Republished from James Angel:
“Successive governments have pursued an agenda of market competition, outsourcing and privatisation within public services. Their aim? Innovation – the kind that clunky, state run services apparently cannot deliver. For our politicians, the market has become synonymous with better services at lower costs.
But is this actually the case? Evidence is surprisingly hard to come by. Decades of restructuring and reform have gone by without much effort to find out.
What limited evidence there is gives cause for concern. A recent survey of 140 local authorities shows the majority are beginning to take services back in-house, citing concerns about rising costs and decreasing quality. Pay and conditions for services staff have plummeted and transparency has given way to commercial confidentiality. Power has been concentrated in the hands of a few supremely wealthy private providers, now dogged by a series of high-profile scandals and widespread public mistrust.
What, really, did we expect? Attempting to force innovation by pitting providers against each other naturally breeds fragmentation and opposition between stakeholders – which in turn discourages the partnerships and holistic thinking necessary for joined-up and preventative services. Efficiencies are sought by squeezing workers’ time, undermining the potential for caring services; and by cutting wages, causing diminishing morale, retention rates and productivity. New targets and auditing regimes have been introduced to regulate a diversity of providers, side-lining local priorities and knowledge in the process. Shareholder value has been allowed to trump social value, eroding collective responsibility and solidarity.
It’s clear the market is failing to deliver on its promises. But another way is possible. A new report from the New Economics Foundation (NEF) explores how, by shifting power away from private sector providers towards citizens and frontline staff, we can unlock a very different form of innovation. After all, these are the people who are most likely to care about ensuring high quality, inclusive services. When you work in or use services day in day out, you get a real sense of what’s working and what needs to change.
Some public agencies, across the UK and beyond, are already enjoying the benefits of non-market innovation.
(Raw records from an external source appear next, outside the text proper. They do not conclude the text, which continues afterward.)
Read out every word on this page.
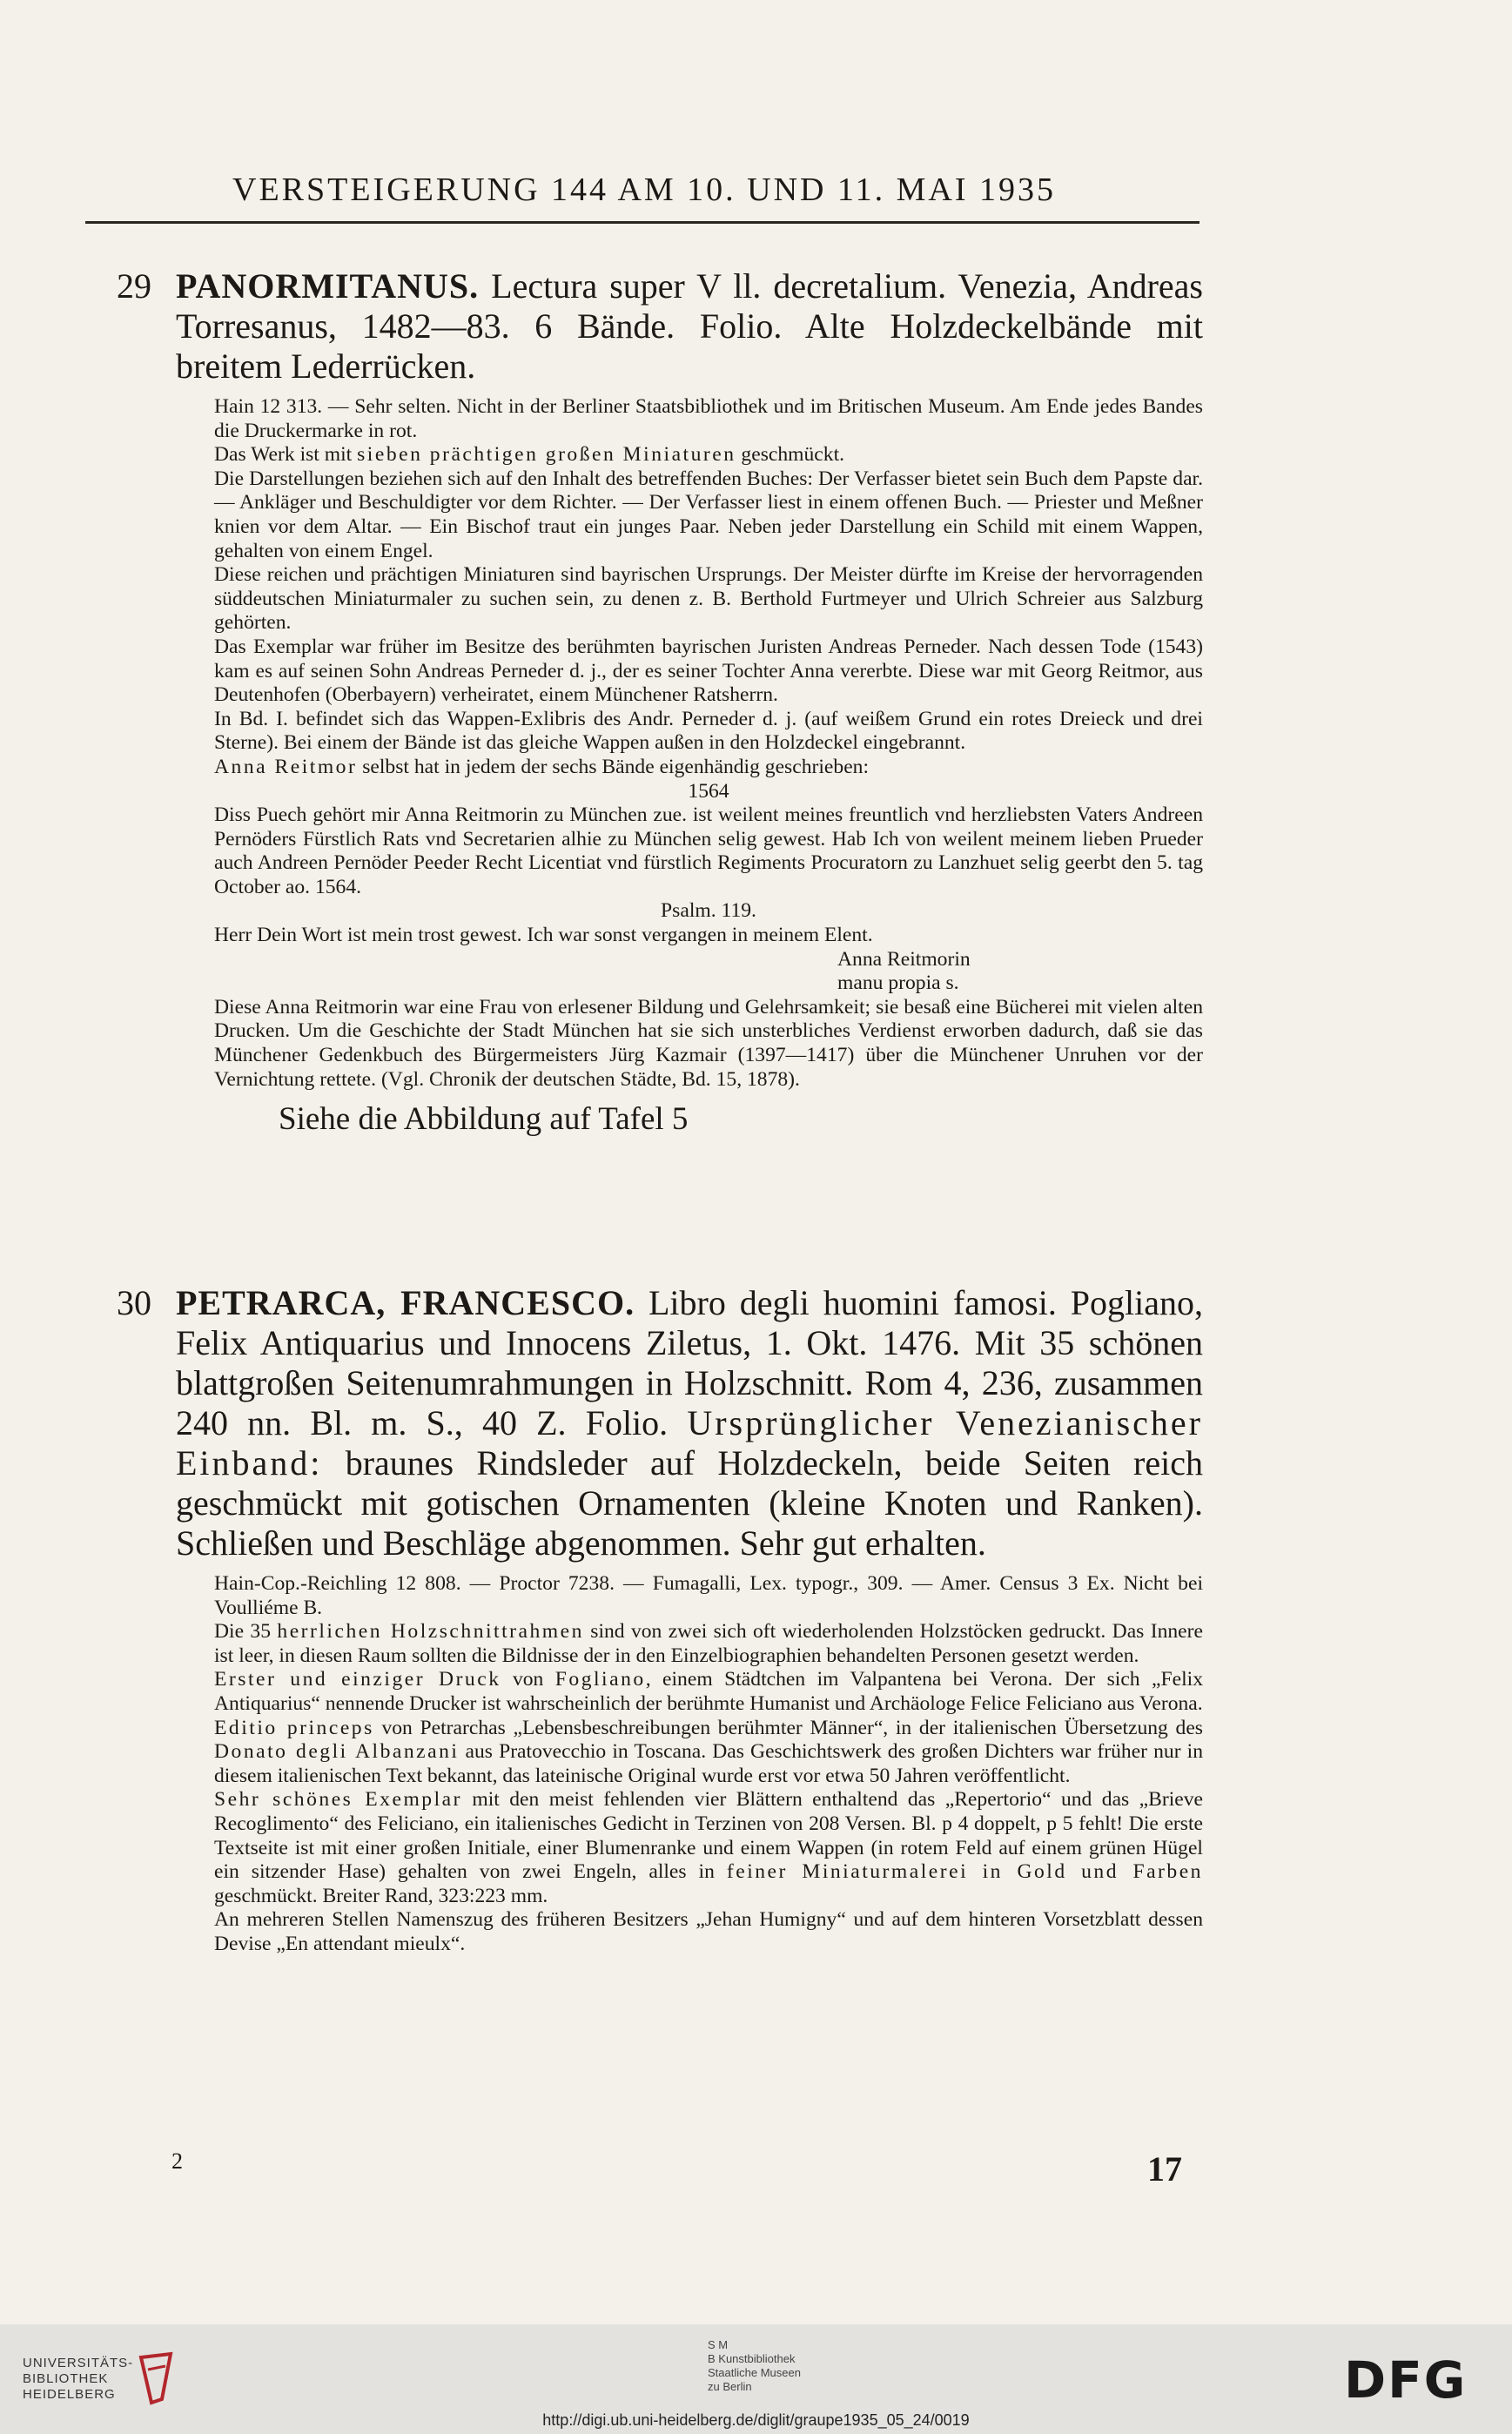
VERSTEIGERUNG 144 AM 10. UND 11. MAI 1935
29 PANORMITANUS. Lectura super V ll. decretalium. Venezia, Andreas Torresanus, 1482—83. 6 Bände. Folio. Alte Holzdeckelbände mit breitem Lederrücken.

Hain 12 313. — Sehr selten. Nicht in der Berliner Staatsbibliothek und im Britischen Museum. Am Ende jedes Bandes die Druckermarke in rot.

Das Werk ist mit sieben prächtigen großen Miniaturen geschmückt.

Die Darstellungen beziehen sich auf den Inhalt des betreffenden Buches: Der Verfasser bietet sein Buch dem Papste dar. — Ankläger und Beschuldigter vor dem Richter. — Der Verfasser liest in einem offenen Buch. — Priester und Meßner knien vor dem Altar. — Ein Bischof traut ein junges Paar. Neben jeder Darstellung ein Schild mit einem Wappen, gehalten von einem Engel.

Diese reichen und prächtigen Miniaturen sind bayrischen Ursprungs. Der Meister dürfte im Kreise der hervorragenden süddeutschen Miniaturmaler zu suchen sein, zu denen z. B. Berthold Furtmeyer und Ulrich Schreier aus Salzburg gehörten.

Das Exemplar war früher im Besitze des berühmten bayrischen Juristen Andreas Perneder. Nach dessen Tode (1543) kam es auf seinen Sohn Andreas Perneder d. j., der es seiner Tochter Anna vererbte. Diese war mit Georg Reitmor, aus Deutenhofen (Oberbayern) verheiratet, einem Münchener Ratsherrn.

In Bd. I. befindet sich das Wappen-Exlibris des Andr. Perneder d. j. (auf weißem Grund ein rotes Dreieck und drei Sterne). Bei einem der Bände ist das gleiche Wappen außen in den Holzdeckel eingebrannt.

Anna Reitmor selbst hat in jedem der sechs Bände eigenhändig geschrieben:

1564

Diss Puech gehört mir Anna Reitmorin zu München zue. ist weilent meines freuntlich vnd herzliebsten Vaters Andreen Pernöders Fürstlich Rats vnd Secretarien alhie zu München selig gewest. Hab Ich von weilent meinem lieben Prueder auch Andreen Pernöder Peeder Recht Licentiat vnd fürstlich Regiments Procuratorn zu Lanzhuet selig geerbt den 5. tag October ao. 1564.

Psalm. 119.

Herr Dein Wort ist mein trost gewest. Ich war sonst vergangen in meinem Elent.

Anna Reitmorin

manu propia s.

Diese Anna Reitmorin war eine Frau von erlesener Bildung und Gelehrsamkeit; sie besaß eine Bücherei mit vielen alten Drucken. Um die Geschichte der Stadt München hat sie sich unsterbliches Verdienst erworben dadurch, daß sie das Münchener Gedenkbuch des Bürgermeisters Jürg Kazmair (1397—1417) über die Münchener Unruhen vor der Vernichtung rettete. (Vgl. Chronik der deutschen Städte, Bd. 15, 1878).

Siehe die Abbildung auf Tafel 5
30 PETRARCA, FRANCESCO. Libro degli huomini famosi. Pogliano, Felix Antiquarius und Innocens Ziletus, 1. Okt. 1476. Mit 35 schönen blattgroßen Seitenumrahmungen in Holzschnitt. Rom 4, 236, zusammen 240 nn. Bl. m. S., 40 Z. Folio. Ursprünglicher Venezianischer Einband: braunes Rindsleder auf Holzdeckeln, beide Seiten reich geschmückt mit gotischen Ornamenten (kleine Knoten und Ranken). Schließen und Beschläge abgenommen. Sehr gut erhalten.

Hain-Cop.-Reichling 12 808. — Proctor 7238. — Fumagalli, Lex. typogr., 309. — Amer. Census 3 Ex. Nicht bei Voulliéme B.

Die 35 herrlichen Holzschnittrahmen sind von zwei sich oft wiederholenden Holzstöcken gedruckt. Das Innere ist leer, in diesen Raum sollten die Bildnisse der in den Einzelbiographien behandelten Personen gesetzt werden.

Erster und einziger Druck von Fogliano, einem Städtchen im Valpantena bei Verona. Der sich „Felix Antiquarius“ nennende Drucker ist wahrscheinlich der berühmte Humanist und Archäologe Felice Feliciano aus Verona.

Editio princeps von Petrarchas „Lebensbeschreibungen berühmter Männer“, in der italienischen Übersetzung des Donato degli Albanzani aus Pratovecchio in Toscana. Das Geschichtswerk des großen Dichters war früher nur in diesem italienischen Text bekannt, das lateinische Original wurde erst vor etwa 50 Jahren veröffentlicht.

Sehr schönes Exemplar mit den meist fehlenden vier Blättern enthaltend das „Repertorio“ und das „Brieve Recoglimento“ des Feliciano, ein italienisches Gedicht in Terzinen von 208 Versen. Bl. p 4 doppelt, p 5 fehlt! Die erste Textseite ist mit einer großen Initiale, einer Blumenranke und einem Wappen (in rotem Feld auf einem grünen Hügel ein sitzender Hase) gehalten von zwei Engeln, alles in feiner Miniaturmalerei in Gold und Farben geschmückt. Breiter Rand, 323:223 mm.

An mehreren Stellen Namenszug des früheren Besitzers „Jehan Humigny“ und auf dem hinteren Vorsetzblatt dessen Devise „En attendant mieulx“.

2	17
UNIVERSITÄTS-
BIBLIOTHEK
HEIDELBERG
S M
B Kunstbibliothek
Staatliche Museen
zu Berlin	DFG
http://digi.ub.uni-heidelberg.de/diglit/graupe1935_05_24/0019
Co-production – services designed and delivered through an equal partnership between professionals and service users – is catching on. Islington council now co-produces the commissioning of its youth services: young people helped develop a new quality assurance framework and have been trained to lead site visits to assess how services meet their needs and expectations.
Co-production is not about devaluing or replacing professional expertise or shifting responsibility away from the state and public servants. Rather, it is about protecting and building on existing professional skills and enriching this with the resources and perspectives offered by citizens.
The success stories do not end at co-production. Following impressive results in Porto Alegre, Brazil, more UK public agencies are giving citizens direct control over public spending decisions through participatory budgeting. Councils such as Newcastle have demonstrated the benefits of less hierarchical working cultures that afford frontline staff more autonomy and trust. And Co-operative Trust Schools show how the public sector can work in collaborative partnership with other not-for-profit organisations.
However, the failure of David Cameron’s Big Society shows that increased local control is no good when people lack the resources necessary to participate and benefit. Alongside devolution, we need redistribution. We need an end to austerity policies, which, as well as damaging public services, are undermining the chances of a sustainable economic recovery.
Legislation advocated by campaign group We Own It would be a healthy start for getting to a different model for public services, grounded in public participation.”